From what I’ve read, only two of the indicted bloggers responded appropriately to Valleywag’s torpedo. The first is Om Malik. Om doesn’t pussyfoot or rationalize or try to explain away the ad campaign in the context of conversational marketing or any of that bullsh*t. He simply apologizes and says he won’t do it again.
So without making any excuses, to my readers, if participation in Microsoft’s advertising campaign has made you doubt my integrity even for a second, then I apologize.
The second is Paul Kedrosky, who thinks he should have just said “no” to the ad campaign at the outset.
But everybody should be aware that this sort of thing — “buying” positive comments — goes on all the time in one sector that I know very well, supposed independent media and tech research outfits. And Microsoft leads the way, but by no means is alone, in dangling financial remuneration in exchange for seals of approval from so-called independent analysts.
Take this recent press release by Microsoft regarding the renaming of its IPTV software.
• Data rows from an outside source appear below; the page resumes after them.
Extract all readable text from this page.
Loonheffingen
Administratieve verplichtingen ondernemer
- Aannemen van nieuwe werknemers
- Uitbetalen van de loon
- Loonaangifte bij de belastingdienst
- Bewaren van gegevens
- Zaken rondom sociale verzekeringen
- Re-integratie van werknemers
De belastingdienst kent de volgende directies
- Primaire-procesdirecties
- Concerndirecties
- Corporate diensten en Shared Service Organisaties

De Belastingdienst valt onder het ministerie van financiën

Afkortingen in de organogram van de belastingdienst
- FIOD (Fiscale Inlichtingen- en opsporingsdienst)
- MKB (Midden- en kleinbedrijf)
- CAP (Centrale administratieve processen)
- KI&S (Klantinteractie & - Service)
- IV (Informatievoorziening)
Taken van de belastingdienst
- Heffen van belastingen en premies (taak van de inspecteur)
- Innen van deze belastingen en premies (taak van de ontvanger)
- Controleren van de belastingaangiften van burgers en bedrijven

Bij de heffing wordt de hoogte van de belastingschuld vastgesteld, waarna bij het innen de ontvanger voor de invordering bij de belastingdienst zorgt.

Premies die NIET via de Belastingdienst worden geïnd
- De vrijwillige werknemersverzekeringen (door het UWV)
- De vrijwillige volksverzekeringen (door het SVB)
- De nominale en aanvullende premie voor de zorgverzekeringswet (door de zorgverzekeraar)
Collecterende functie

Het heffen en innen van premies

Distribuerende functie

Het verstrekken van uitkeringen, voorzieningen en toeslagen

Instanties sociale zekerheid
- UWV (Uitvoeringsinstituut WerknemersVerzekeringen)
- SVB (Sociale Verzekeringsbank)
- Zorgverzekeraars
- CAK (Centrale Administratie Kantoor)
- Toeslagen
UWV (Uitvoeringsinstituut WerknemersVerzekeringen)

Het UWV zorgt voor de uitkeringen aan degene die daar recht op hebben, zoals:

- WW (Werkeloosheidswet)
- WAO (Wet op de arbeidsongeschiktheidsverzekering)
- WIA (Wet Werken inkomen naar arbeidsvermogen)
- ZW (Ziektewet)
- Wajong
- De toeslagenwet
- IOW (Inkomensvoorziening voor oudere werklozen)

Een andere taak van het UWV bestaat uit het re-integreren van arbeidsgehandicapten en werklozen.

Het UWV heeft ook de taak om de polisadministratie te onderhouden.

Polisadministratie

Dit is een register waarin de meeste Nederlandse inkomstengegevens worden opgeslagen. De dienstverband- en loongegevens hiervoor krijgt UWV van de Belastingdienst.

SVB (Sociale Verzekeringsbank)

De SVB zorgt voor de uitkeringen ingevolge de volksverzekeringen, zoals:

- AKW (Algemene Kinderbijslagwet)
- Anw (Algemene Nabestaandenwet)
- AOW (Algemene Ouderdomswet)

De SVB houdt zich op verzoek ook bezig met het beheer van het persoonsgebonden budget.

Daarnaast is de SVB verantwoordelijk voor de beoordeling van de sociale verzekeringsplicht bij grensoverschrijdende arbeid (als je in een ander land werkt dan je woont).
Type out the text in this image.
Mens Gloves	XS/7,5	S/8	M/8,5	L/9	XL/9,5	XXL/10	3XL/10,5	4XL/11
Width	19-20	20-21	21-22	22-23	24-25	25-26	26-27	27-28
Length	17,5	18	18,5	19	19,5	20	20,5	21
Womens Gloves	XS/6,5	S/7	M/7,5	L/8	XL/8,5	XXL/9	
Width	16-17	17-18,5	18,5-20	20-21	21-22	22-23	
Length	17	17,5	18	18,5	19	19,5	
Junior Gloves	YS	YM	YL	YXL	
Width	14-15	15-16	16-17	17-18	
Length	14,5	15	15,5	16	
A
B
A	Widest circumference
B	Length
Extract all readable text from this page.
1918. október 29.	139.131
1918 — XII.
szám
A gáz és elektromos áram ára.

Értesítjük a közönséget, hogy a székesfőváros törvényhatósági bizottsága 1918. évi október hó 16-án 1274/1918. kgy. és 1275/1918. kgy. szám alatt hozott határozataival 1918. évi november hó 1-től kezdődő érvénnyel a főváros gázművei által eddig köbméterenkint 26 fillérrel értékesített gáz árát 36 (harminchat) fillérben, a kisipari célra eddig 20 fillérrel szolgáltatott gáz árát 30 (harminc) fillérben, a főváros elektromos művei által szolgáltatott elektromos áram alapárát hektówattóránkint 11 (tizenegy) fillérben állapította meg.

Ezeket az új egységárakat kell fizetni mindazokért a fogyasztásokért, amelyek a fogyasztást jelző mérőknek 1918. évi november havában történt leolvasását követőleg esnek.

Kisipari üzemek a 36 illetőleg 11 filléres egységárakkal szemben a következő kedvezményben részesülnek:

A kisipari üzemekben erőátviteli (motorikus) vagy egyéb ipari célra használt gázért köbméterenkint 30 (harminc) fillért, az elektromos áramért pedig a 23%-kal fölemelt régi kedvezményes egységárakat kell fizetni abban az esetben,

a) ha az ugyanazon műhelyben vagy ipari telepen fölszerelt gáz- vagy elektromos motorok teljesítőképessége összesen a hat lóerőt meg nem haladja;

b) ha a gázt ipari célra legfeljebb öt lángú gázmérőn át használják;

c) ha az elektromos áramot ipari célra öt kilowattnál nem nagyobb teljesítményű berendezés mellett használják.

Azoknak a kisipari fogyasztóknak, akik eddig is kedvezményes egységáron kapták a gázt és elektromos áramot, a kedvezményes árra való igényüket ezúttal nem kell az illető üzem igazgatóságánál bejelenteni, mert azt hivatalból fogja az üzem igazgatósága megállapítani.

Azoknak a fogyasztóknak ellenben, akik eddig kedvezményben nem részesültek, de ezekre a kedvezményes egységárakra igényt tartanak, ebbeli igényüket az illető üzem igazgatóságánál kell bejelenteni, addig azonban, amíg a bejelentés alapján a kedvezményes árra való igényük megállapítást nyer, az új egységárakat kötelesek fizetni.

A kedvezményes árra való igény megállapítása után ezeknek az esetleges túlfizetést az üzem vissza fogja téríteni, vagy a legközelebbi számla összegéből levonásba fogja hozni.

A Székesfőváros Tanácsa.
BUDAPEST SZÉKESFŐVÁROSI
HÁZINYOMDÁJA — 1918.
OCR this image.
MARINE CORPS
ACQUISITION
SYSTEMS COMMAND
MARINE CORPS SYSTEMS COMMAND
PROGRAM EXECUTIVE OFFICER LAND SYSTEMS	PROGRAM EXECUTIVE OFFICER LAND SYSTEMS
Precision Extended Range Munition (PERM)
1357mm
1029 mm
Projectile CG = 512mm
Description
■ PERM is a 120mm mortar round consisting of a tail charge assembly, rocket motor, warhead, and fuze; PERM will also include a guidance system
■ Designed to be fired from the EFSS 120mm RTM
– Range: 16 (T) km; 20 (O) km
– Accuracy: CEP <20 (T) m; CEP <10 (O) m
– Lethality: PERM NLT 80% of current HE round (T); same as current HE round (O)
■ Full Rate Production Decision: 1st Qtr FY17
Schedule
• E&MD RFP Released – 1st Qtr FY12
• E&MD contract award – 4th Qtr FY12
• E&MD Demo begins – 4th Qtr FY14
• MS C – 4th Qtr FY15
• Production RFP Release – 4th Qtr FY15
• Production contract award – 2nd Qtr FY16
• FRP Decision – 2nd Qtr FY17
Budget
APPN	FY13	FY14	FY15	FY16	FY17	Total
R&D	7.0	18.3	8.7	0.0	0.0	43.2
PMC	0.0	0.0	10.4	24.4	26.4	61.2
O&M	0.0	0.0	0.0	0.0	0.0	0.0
Three-quarters of the way down the release is a quote from an analyst at In-Stat that praises, if not the product itself, then the basic concept of the product (sound familiar?).
“As the digital TV services market continues to grow, service providers will search for competitive differentiators that set them apart in terms of features and overall consumer experience,” said Michelle Abraham, principal analyst at In-Stat. “A compelling and competitive feature set, powered by one of the strongest consumer brands in the world and the ability to create unique applications and services, is the recipe to convert consumers’ demand into service revenues.”
That quote made its way into dozens of (admittedly second-tier) press articles as if In-Stat had independently come up with the idea that Microsoft software is a cool thing and with no reference to the fact that it came from Microsoft’s own press release. More importantly, I would wager a lot of money that Microsoft is a client of In-Stat’s or somehow explicitly or implicitly promised something in exchange for that quote.
I’m not picking on In-Stat because all of the supposed independent analysis firms do it — Yankee, Gartner, Forrester, you name it. And every time I read a press release like this, I feel sorry for the analysts named because they’re willing to trade on their reputations for a short-term…what? bump in recognition? money?
However, unlike the current mini-scandal, almost no one ever gets upset about how willing these analysts are to “sell” their opinions. In fact, for reasons that escape me, these analysis firms never suffer any pain for their, well, payola. They never seemingly make anybody doubt their integrity.
Perhaps Federated Media thought that Microsoft’s conversational marketing campaign for the blogosphere would play out the same way it does in the independent research firm-sphere. But Valleywag didn’t play along and that’s a very good thing.